Câmaras do ABC têm salários acima do teto enquanto desemprego no país chega a 14 milhões

Apesar da Constituição Federal determinar no artigo 37, incisos 11 e 12 que nenhum servidor do município pode ganhar mais que o prefeito, decisões judiciais tem garantido que os servidores, acumulem gratificações, por períodos trabalhados entre outras situações e, com isso, os salários ultrapassam os prefeitos.

segunda-feira 7 de dezembro de 2020| Edição do dia

Segundo levantamento feito pelo Jornal Repórter Diário junto aos portais de transparência em três das sete Câmaras, no ABC, há funcionários com salários brutos maiores que do prefeito. Na Câmara de São Paulo, há ação civil pública cobrando a devolução de R$ 108 milhões, que teriam sido pagos acima do teto aos funcionários daquela casa.

A Câmara de São Bernardo, teve no mês de Setembro procurador recebendo salário de R$ 36.212,28, aproximadamente R$ 6 mil a mais que os R$ 30.625,77 que recebe o prefeito Orlando Morando (PSDB). De acordo com a Câmara, em decisão do STF (Supremo Tribunal Federal), os procuradores tem um teto diferente. “O salário da procuradora legislativa em questão é compreendido pelo seguinte: vencimentos são R$ 16.420,37, mais adicional por tempo de serviço (R$ 7.978,66) e função gratificada de assessoria da Mesa (R$ 8.210,19), totalizando R$ 32.610,02”, informa. A assessoria da Casa diz, ainda, que a servidora tem direito a outra gratificação. “Há o abono de permanência de R$ 3.489,06, porém é o mesmo valor que é descontado para a Previdência. E mais o auxílio alimentação de R$ 6,00 por dia”.

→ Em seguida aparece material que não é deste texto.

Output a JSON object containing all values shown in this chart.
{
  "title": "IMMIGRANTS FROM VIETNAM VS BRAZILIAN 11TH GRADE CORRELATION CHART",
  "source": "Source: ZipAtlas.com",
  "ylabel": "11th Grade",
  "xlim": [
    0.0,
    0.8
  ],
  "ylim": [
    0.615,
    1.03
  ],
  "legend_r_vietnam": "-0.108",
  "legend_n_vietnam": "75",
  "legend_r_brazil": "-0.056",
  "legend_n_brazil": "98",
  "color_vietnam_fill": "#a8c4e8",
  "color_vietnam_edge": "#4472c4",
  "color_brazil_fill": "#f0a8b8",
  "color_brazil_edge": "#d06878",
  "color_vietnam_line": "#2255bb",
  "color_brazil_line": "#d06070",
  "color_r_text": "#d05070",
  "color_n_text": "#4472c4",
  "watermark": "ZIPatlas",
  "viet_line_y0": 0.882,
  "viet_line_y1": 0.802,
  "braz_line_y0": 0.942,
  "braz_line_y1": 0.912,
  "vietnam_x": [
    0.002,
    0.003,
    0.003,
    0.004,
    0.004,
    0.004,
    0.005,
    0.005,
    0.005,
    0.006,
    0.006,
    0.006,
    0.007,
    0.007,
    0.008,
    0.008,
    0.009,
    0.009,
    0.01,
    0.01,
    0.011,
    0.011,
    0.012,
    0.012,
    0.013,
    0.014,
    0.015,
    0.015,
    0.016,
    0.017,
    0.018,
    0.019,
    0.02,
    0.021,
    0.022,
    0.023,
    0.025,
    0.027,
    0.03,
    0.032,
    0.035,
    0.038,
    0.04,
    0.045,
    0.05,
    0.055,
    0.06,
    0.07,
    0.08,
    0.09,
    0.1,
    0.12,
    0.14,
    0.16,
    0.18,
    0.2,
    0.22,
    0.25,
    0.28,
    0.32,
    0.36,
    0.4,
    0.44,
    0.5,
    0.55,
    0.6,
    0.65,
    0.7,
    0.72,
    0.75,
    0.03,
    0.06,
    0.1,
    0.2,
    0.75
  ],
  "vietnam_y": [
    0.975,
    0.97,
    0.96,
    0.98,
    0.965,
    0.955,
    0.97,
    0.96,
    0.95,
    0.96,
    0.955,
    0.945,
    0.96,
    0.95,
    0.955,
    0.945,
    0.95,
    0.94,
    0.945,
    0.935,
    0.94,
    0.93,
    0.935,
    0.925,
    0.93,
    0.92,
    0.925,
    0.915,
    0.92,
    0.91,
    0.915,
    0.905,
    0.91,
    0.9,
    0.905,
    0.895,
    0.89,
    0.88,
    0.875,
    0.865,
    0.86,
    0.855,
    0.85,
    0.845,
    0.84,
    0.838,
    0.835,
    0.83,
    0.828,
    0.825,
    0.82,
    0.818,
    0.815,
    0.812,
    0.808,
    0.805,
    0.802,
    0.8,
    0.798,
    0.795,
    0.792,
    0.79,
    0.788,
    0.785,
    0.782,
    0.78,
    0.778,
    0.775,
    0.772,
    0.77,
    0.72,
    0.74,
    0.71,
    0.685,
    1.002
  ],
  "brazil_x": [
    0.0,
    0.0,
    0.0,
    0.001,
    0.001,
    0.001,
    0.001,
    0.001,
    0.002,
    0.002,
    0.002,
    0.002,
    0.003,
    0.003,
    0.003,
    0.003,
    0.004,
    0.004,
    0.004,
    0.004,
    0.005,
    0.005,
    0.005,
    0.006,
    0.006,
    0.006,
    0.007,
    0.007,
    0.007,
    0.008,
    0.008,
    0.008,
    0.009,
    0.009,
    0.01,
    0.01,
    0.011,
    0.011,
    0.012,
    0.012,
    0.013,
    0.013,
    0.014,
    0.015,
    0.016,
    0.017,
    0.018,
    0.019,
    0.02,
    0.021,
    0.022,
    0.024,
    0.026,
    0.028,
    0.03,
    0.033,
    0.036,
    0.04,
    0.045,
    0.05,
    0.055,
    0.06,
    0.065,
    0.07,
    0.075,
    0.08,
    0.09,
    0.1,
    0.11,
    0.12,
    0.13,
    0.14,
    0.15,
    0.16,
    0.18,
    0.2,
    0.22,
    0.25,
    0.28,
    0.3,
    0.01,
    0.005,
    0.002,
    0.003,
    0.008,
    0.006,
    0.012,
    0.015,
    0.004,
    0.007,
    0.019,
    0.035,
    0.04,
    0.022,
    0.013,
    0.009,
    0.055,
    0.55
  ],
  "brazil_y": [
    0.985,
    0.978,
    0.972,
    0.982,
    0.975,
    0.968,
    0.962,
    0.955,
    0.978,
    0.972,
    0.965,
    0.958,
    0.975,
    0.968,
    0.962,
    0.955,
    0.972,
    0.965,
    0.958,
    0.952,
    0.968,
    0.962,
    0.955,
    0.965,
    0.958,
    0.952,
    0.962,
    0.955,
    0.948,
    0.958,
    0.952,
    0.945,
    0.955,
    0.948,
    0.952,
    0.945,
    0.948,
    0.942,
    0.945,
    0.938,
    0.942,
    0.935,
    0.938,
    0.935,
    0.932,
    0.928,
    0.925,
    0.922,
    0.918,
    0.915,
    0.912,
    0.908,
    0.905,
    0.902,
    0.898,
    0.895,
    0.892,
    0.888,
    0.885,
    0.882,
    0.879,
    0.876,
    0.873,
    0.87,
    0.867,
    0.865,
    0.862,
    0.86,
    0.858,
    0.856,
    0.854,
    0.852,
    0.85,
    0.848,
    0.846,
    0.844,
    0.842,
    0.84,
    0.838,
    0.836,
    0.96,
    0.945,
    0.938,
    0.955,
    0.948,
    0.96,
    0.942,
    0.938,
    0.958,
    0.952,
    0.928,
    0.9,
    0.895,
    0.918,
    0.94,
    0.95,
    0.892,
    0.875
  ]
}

Já a Câmara de São Caetano, possui quatro servidores com salário bruto maior que o do prefeito José Auricchio Júnior (PSDB), que recebe R$ 20 mil. Um assistente administrativo ganha R$ 706,33 a mais que o chefe do Executivo municipal; um funcionário da contabilidade ganha R$ 26.751,62; um analista que têm um salário de R$ 19.994,66, com o adicional que aparece no portal de transparência como “Vantagens”, passa a receber R$ 21.043,05. Há ainda um funcionário do jurídico, que recebeu no mês de Setembro R$ 16.928,77 também como “vantagem” totalizando um salário de R$ 31.724,41.

Ainda que a constituição determine que nenhum funcionário receba mais que o prefeito, é cada vez mais recorrente que o inciso 11 não seja cumprido. Segundo o o advogado, especialista em Direito Eleitoral, Alberto Luis Mendonça Rollo, a Constituição é clara. “É a regra, ninguém pode ganhar mais que o prefeito, mas há muito tempo que valores de natureza pessoal são postos fora do cálculo, como quinquênios; esse é um raciocínio, mas aí aparece um salvador da Pátria que cobra na Justiça e, invariavelmente, tem ganho de causa. O ideal seria que o inciso 11 fosse cumprido”, diz o jurista.

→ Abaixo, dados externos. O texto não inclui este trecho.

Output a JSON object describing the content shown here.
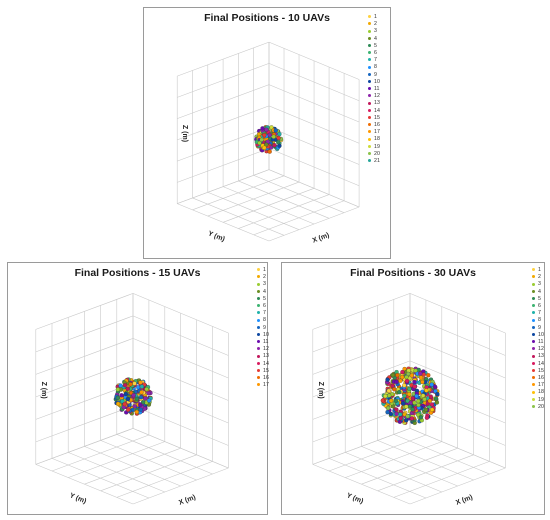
{
  "chart_data": [
    {
      "type": "scatter",
      "title": "Final Positions - 10 UAVs",
      "xlabel": "X (m)",
      "ylabel": "Y (m)",
      "zlabel": "Z (m)",
      "grid": true,
      "legend_position": "right",
      "legend": [
        "1",
        "2",
        "3",
        "4",
        "5",
        "6",
        "7",
        "8",
        "9",
        "10",
        "11",
        "12",
        "13",
        "14",
        "15",
        "16",
        "17",
        "18",
        "19",
        "20",
        "21"
      ]
    },
    {
      "type": "scatter",
      "title": "Final Positions - 15 UAVs",
      "xlabel": "X (m)",
      "ylabel": "Y (m)",
      "zlabel": "Z (m)",
      "grid": true,
      "legend_position": "right",
      "legend": [
        "1",
        "2",
        "3",
        "4",
        "5",
        "6",
        "7",
        "8",
        "9",
        "10",
        "11",
        "12",
        "13",
        "14",
        "15",
        "16",
        "17"
      ]
    },
    {
      "type": "scatter",
      "title": "Final Positions - 30 UAVs",
      "xlabel": "X (m)",
      "ylabel": "Y (m)",
      "zlabel": "Z (m)",
      "grid": true,
      "legend_position": "right",
      "legend": [
        "1",
        "2",
        "3",
        "4",
        "5",
        "6",
        "7",
        "8",
        "9",
        "10",
        "11",
        "12",
        "13",
        "14",
        "15",
        "16",
        "17",
        "18",
        "19",
        "20"
      ]
    }
  ],
  "colors": [
    "#ffd23f",
    "#f2a900",
    "#9acd32",
    "#6b8e23",
    "#2e8b57",
    "#3cb371",
    "#20b2aa",
    "#1e90ff",
    "#1565c0",
    "#0d47a1",
    "#6a0dad",
    "#8e24aa",
    "#c2185b",
    "#d81b60",
    "#e53935",
    "#ef6c00",
    "#ff9800",
    "#ffc107",
    "#cddc39",
    "#8bc34a",
    "#26a69a"
  ]
}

Segundo Rollo esta norma constitucional é válida para funcionários estatutários e comissionados, mas os mesmo ganham na justiça a permissão para manter os super salários. “Isso acontece no Executivo, Legislativo e Judiciário, infelizmente eles ganham na Justiça, o que do ponto de vista legal está correto, mas num momento em que as pessoas passam dificuldade para as despesas básicas, é imoral”, comenta.

Isso demonstra mais uma vez o papel que o Judiciário cumpre, beneficiando funcionários que já tem salários infinitamente superiores ao salário mínimo do país, e do valor baixíssimo do auxílio emergencial, no momento que o país tem mais de 14 milhões desempregados e 53,9 milhões de beneficiários do auxílio emergencial é uma piada de mal gosto ser permitido que esses funcionários e servidores, com altos salários, possam acumular benefícios junto aos seus salários.